Гога вопросительно посмотрел на Ганну и встал. Поднялась и она.
— И ты тоже, Галя, пойди, — добавил Карцев. — Поцелуй его за всех нас.
Галя молча повиновалась.
— Ну как? — обратился к ним Вертинский, лишь только они, постучав, вошли в его артистическую уборную.
Он сидел уже наполовину разгримированный, но еще не снявший костюма Пьеро, и пышное жабо не противоречило его лицу колдуна с острым взглядом небольших, темных глаз. На подставке перед зеркалом стояла наполовину опорожненная бутылка с крепким кофе, куда Вертинский добавлял изрядную порцию коньяка. Из нее он, уходя между песнями за кулисы, отпивал, чтоб взбодрить себя. Ведь он пел концерты всегда один, без всяких промежуточных номеров, и двухчасовое творчество на эстраде требовало огромной затраты физических и духовных сил.
— Ну как? — повторил он, переводя попеременно взгляд с Ганны на Гогу и обратно. Галю он сейчас в расчет не принимал, даже как бы не заметил.
Гога молчал, считая, что первое слово принадлежит Ганне.
— Александр Николаевич, я не знаю, что это… Вы сами не знаете, что это…

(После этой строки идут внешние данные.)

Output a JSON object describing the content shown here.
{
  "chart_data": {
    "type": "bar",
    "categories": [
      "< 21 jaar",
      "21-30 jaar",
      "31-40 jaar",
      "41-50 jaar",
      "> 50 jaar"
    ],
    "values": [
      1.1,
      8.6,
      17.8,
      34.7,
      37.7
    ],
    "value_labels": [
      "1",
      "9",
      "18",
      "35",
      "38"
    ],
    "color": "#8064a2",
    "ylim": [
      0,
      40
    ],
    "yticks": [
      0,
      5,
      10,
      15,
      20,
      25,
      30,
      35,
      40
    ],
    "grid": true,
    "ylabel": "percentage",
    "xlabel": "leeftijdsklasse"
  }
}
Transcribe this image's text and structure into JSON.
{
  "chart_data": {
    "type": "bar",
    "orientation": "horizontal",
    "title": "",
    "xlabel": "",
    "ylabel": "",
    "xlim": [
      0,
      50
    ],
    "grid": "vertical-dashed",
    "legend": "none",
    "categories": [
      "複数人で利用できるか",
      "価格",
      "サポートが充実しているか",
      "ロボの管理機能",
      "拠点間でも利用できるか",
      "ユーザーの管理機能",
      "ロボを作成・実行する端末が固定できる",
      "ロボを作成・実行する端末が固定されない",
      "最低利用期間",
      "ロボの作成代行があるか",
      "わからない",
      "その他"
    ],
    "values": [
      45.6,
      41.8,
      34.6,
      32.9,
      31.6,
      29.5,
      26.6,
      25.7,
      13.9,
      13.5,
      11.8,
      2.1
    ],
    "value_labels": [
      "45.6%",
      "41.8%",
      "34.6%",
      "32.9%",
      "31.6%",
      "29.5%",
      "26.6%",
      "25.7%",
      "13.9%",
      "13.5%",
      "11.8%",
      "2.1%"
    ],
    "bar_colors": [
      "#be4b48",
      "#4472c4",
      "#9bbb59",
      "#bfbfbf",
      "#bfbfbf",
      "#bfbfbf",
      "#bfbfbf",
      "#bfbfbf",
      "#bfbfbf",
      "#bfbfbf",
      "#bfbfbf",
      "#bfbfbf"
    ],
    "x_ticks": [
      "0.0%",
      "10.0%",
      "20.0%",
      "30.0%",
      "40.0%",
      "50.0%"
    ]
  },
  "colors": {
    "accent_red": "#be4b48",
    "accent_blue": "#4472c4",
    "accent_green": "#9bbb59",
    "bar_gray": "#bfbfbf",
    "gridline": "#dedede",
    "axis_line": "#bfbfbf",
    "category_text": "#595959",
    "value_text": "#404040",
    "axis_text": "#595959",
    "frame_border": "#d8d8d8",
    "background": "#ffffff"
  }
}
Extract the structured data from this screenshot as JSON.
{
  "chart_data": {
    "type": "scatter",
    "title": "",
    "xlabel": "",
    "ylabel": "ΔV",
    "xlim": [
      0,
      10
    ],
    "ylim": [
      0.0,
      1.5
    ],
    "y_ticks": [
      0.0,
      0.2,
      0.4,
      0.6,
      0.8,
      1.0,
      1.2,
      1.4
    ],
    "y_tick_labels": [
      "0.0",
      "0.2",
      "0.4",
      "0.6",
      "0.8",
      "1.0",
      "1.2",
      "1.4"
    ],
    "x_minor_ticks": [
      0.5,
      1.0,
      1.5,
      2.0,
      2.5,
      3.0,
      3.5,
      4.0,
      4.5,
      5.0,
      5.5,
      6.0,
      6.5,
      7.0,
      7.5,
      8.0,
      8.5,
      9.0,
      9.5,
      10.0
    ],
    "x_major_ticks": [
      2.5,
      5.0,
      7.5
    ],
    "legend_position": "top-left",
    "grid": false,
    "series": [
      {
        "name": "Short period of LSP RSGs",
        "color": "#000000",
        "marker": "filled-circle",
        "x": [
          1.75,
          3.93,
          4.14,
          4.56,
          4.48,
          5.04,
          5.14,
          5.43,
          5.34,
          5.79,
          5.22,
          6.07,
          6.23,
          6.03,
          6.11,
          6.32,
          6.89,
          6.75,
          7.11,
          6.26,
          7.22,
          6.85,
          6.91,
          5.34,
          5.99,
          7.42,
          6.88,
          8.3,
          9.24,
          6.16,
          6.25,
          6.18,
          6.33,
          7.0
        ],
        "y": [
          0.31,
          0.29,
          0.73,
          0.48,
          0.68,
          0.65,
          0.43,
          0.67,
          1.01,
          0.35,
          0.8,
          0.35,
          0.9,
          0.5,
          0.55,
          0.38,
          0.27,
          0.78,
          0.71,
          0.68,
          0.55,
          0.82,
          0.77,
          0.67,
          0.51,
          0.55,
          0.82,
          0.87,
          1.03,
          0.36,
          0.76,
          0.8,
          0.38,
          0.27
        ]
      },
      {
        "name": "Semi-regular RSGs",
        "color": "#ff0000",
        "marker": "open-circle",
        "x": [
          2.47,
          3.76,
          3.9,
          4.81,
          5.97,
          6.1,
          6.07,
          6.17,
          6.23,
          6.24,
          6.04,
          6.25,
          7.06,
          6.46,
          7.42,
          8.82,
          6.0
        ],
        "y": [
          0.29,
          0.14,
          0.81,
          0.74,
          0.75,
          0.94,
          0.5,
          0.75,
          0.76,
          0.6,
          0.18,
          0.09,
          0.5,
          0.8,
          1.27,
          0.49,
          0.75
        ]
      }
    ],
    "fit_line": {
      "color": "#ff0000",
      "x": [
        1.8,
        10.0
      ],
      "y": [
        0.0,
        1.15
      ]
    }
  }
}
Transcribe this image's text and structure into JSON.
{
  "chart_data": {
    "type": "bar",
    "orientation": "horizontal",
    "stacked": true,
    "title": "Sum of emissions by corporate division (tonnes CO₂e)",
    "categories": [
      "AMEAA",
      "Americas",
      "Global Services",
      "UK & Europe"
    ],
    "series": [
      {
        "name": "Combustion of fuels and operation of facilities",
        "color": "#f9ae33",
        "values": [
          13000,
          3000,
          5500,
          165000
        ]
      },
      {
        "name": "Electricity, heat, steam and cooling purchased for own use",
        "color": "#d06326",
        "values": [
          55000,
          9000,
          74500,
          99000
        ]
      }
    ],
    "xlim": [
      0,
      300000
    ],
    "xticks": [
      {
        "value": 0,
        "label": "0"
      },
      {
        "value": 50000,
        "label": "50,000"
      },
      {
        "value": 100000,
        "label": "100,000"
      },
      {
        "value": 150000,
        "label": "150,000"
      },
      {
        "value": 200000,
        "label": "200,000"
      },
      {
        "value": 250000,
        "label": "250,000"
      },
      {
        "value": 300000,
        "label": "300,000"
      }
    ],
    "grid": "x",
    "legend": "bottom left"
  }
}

Вертинский ласково улыбнулся, но явно чувствовал себя польщенным. Всем было известно, что Ганна не умеет говорить складно, но ее суждения о поэзии, о театре, о живописи, среди знавших ее близко, считались абсолютной истиной. Никто не умел так безошибочно определять, что настоящее и что нет, как Ганна.
Вертинский молчал. Он услышал то, что хотел, а мнение Гоги было выражено на его лице.
— А как публика восп’инимала? — все-таки задал он новый вопрос. — Что гово’или?
— Что можно говорить? — сказал Гога. — Когда вы поете, надо не говорить, а слушать. — И понимая, чье именно мнение Вертинскому не безразлично, добавил: — Биби в восторге.
Теперь артист окончательно успокоился и оживился.
— Вы знаете, ведь «Безноженку» я последний раз пел в К’ыму гене’алу Слащеву. Он не прропускал моих конце’тов.
— А ее и нельзя часто петь, — заметила Ганна задумчиво.
— Почему?! — как ужаленный, обернулся к ней Вертинский. Подобно всякому истинно талантливому человеку он был легкораним и никогда до конца не уверен в себе.